A New Empirical Test of Relative Risk Aversion Hypothesis By Bayes Model: Bernoulli Core Approach
Thursday, 19 July 2018
Location: Hall C (MTCC NORTH BUILDING)
The RRA (relative risk aversion) hypothesis proposed by Breen and Goldthorpe (1997) is one of the most influential rational choice theory that attempts to explain educational differentials among social origins of students. They formalized a probabilistic model and assumed that decision-making about advancement of higher education is motivated by the individual’s preference to avoid downward social class mobility. Many empirical studies have tried to test the validity of the RRA hypothesis by statistical estimation of the effect of class origin on educational attainment (Davies et al 2002, Breen and Yaish 2006, Fujihara 2011;2012, Stocké 2007). However, many estimation models in previous studies contain serious misspecification error because of the over simplification of statistical models. Mathematically correct formula of advancement rate for higher education derived from B&G model cannot be represented by discrete choice model such as, binomial or multinomial logistic regression with maximum likelihood estimation. Therefore, all result of estimation by generalized linear models cannot be evidence for empirical test of RRA hypothesis.
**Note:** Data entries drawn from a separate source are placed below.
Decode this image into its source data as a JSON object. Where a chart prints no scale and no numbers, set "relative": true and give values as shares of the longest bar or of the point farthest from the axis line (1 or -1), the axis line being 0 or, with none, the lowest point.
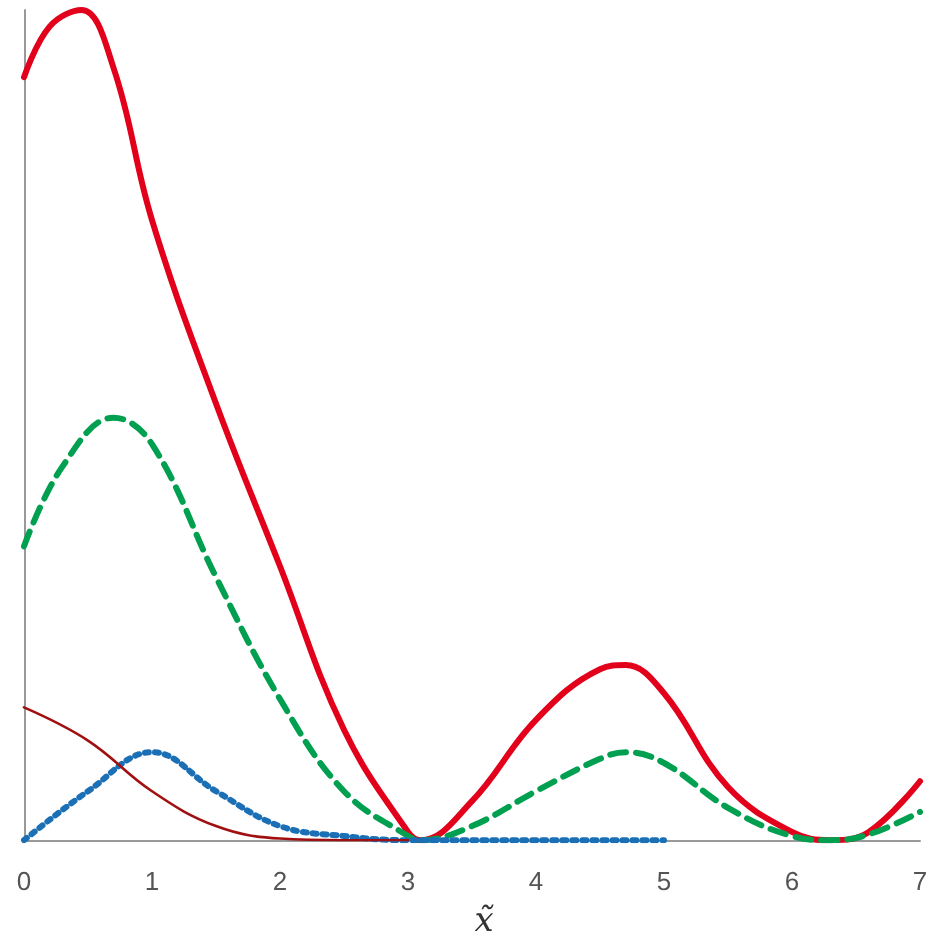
{
  "chart_data": {
    "type": "line",
    "relative": true,
    "xlabel": "x̃",
    "xlim": [
      0,
      7
    ],
    "xticks": [
      0,
      1,
      2,
      3,
      4,
      5,
      6,
      7
    ],
    "marker": "none",
    "grid": false,
    "series": [
      {
        "color": "#e3001b",
        "line_style": "solid",
        "x": [
          0,
          0.2,
          0.45,
          0.7,
          1,
          1.5,
          2,
          2.5,
          3,
          3.1,
          3.5,
          4,
          4.5,
          4.7,
          5,
          5.5,
          6,
          6.3,
          6.6,
          7
        ],
        "values": [
          0.919,
          0.98,
          1.0,
          0.93,
          0.747,
          0.526,
          0.33,
          0.133,
          0.01,
          0,
          0.047,
          0.145,
          0.206,
          0.211,
          0.177,
          0.064,
          0.01,
          0,
          0.01,
          0.071
        ]
      },
      {
        "color": "#00a050",
        "line_style": "dashed",
        "x": [
          0,
          0.3,
          0.7,
          1,
          1.5,
          2,
          2.5,
          3,
          3.1,
          3.5,
          4,
          4.5,
          4.7,
          5,
          5.5,
          6,
          6.3,
          6.6,
          7
        ],
        "values": [
          0.354,
          0.45,
          0.509,
          0.477,
          0.317,
          0.17,
          0.059,
          0.005,
          0,
          0.017,
          0.059,
          0.098,
          0.106,
          0.093,
          0.039,
          0.005,
          0,
          0.007,
          0.034
        ]
      },
      {
        "color": "#1a6fb5",
        "line_style": "dotted",
        "x": [
          0,
          0.5,
          1,
          1.5,
          2,
          2.5,
          3,
          4,
          5
        ],
        "values": [
          0,
          0.059,
          0.106,
          0.059,
          0.017,
          0.005,
          0,
          0,
          0
        ]
      },
      {
        "color": "#a01010",
        "line_style": "solid",
        "x": [
          0,
          0.5,
          1,
          1.5,
          2,
          2.5,
          3
        ],
        "values": [
          0.16,
          0.12,
          0.059,
          0.017,
          0.002,
          0,
          0
        ]
      }
    ]
  }
}
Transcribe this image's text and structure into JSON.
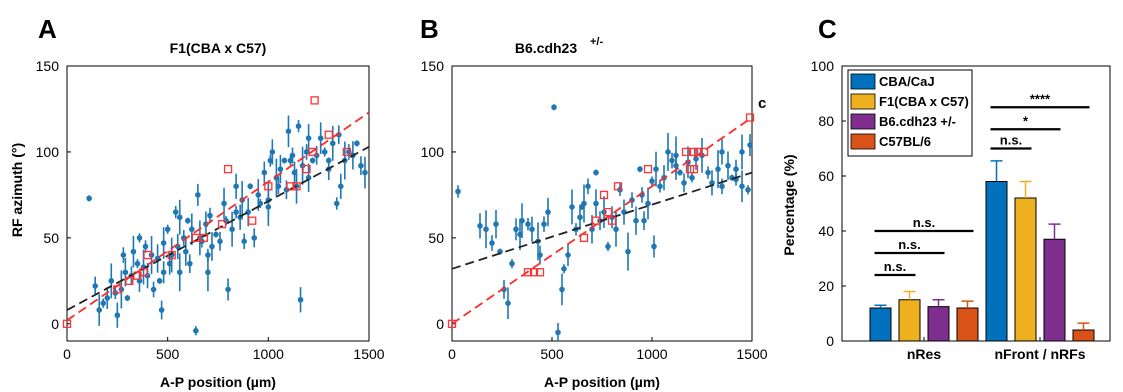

Meanwhile, this paper implements a hierarchical Bayes MCMC estimation to test the RRA hypothesis correctly. We show that mathematical structure of the RRA hypothesis can be precisely expressed by hierarchical Bayes model. Using nationwide data, SSP 2015 and SSM 2015 in Japan, we show that 95% highest density intervals of posterior distribution of advancement rate for individuals from higher origin is greater than that of lower origin when assuming RRA hypothesis. Moreover, posterior distributions of theoretical parameters such as alpha, beta, and gamma that define the probability of reaching various social class, are all estimated by MCMC. It reveals that staying higher education may increase risk of downward mobility for individuals from middle class origin.